Investeer in de mens
Detectie is niet alleen technisch. Medewerkers spelen een cruciale rol in het detectieproces. Zo kan een medewerker afwijkend gedrag of verdachte mailtjes opmerken. Daarnaast moeten zij ook de juiste conclusies verbinden aan wat zij detecteren. Inversteer dan ook in hun kunde om dit goed te kunnen doen, bijvoorbeeld met een awarenesstraining.
Het op peil houden van de kennis en kunde van het informatiebeveiligingsmedewerkers door middel van goede trainingen en certificeringen is al net zo belangrijk.
Tips bij uitbesteden
Verder zijn er een paar belangrijke zaken waar je op moet letten als je detectie uitbesteedt:
Bepaal welke activiteiten, op basis van intern beleid, bij een leverancier belegd mogen worden;
Zorg dat je een partij kiest die 24/7 monitort op je systemen zodat je tijdig kunt reageren. Hierbij is het van belang dat iemand de meldingen kan opvolgen.
Ga goed na welke logging, dus op welke systemen, voor je organisatie belangrijk is en welk bewaartermijn hierbij passend en vereist is, dit is in sommige gevallen ook wettelijk bepaald.

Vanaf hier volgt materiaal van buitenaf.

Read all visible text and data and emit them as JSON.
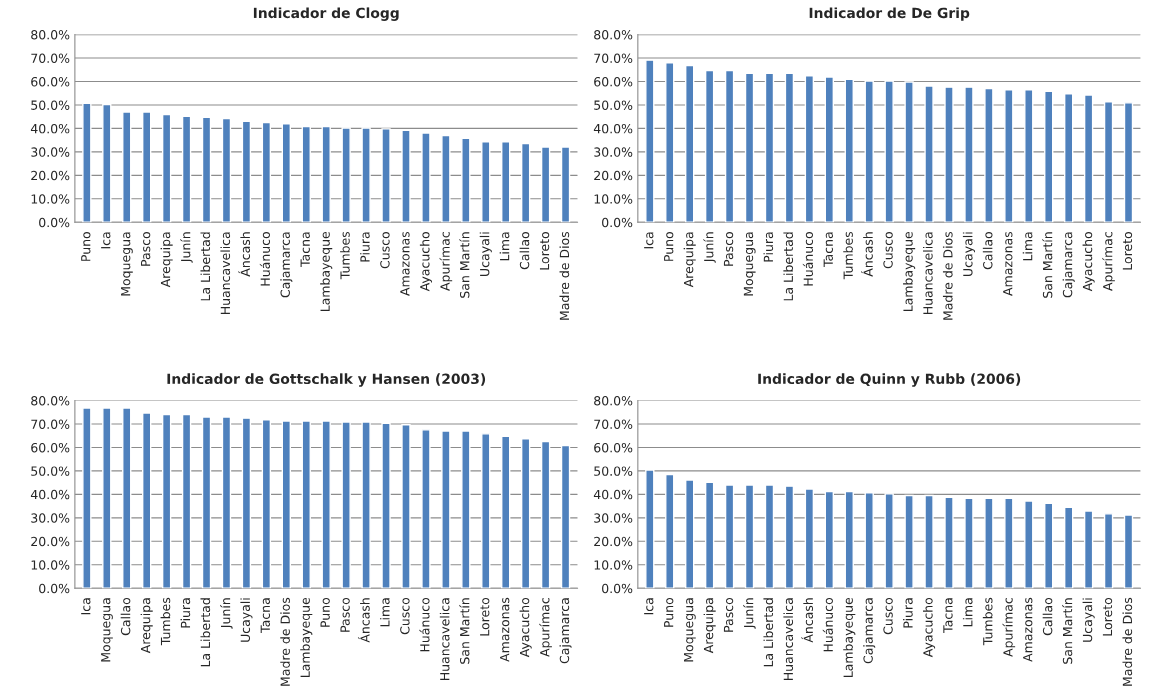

Kijk welke mate van afhankelijkheid je wilt hebben van de leverancier wat betreft organisatiecontext. Vaak loopt het mis doordat een SOC-partij de gemonitorde organisatiecontext mist of de organisatie niet snapt;
Maatwerk en flexibiliteit zijn erg belangrijk. Geen organisatie is hetzelfde dus kies een partij die bij jouw organisatie passende diensten kan aanbieden;
Maak afspraken over informatieopslag, -deling en -verwerking. Dit in het licht van de AVG en andere wet- en, regelgeving of overeenkomsten.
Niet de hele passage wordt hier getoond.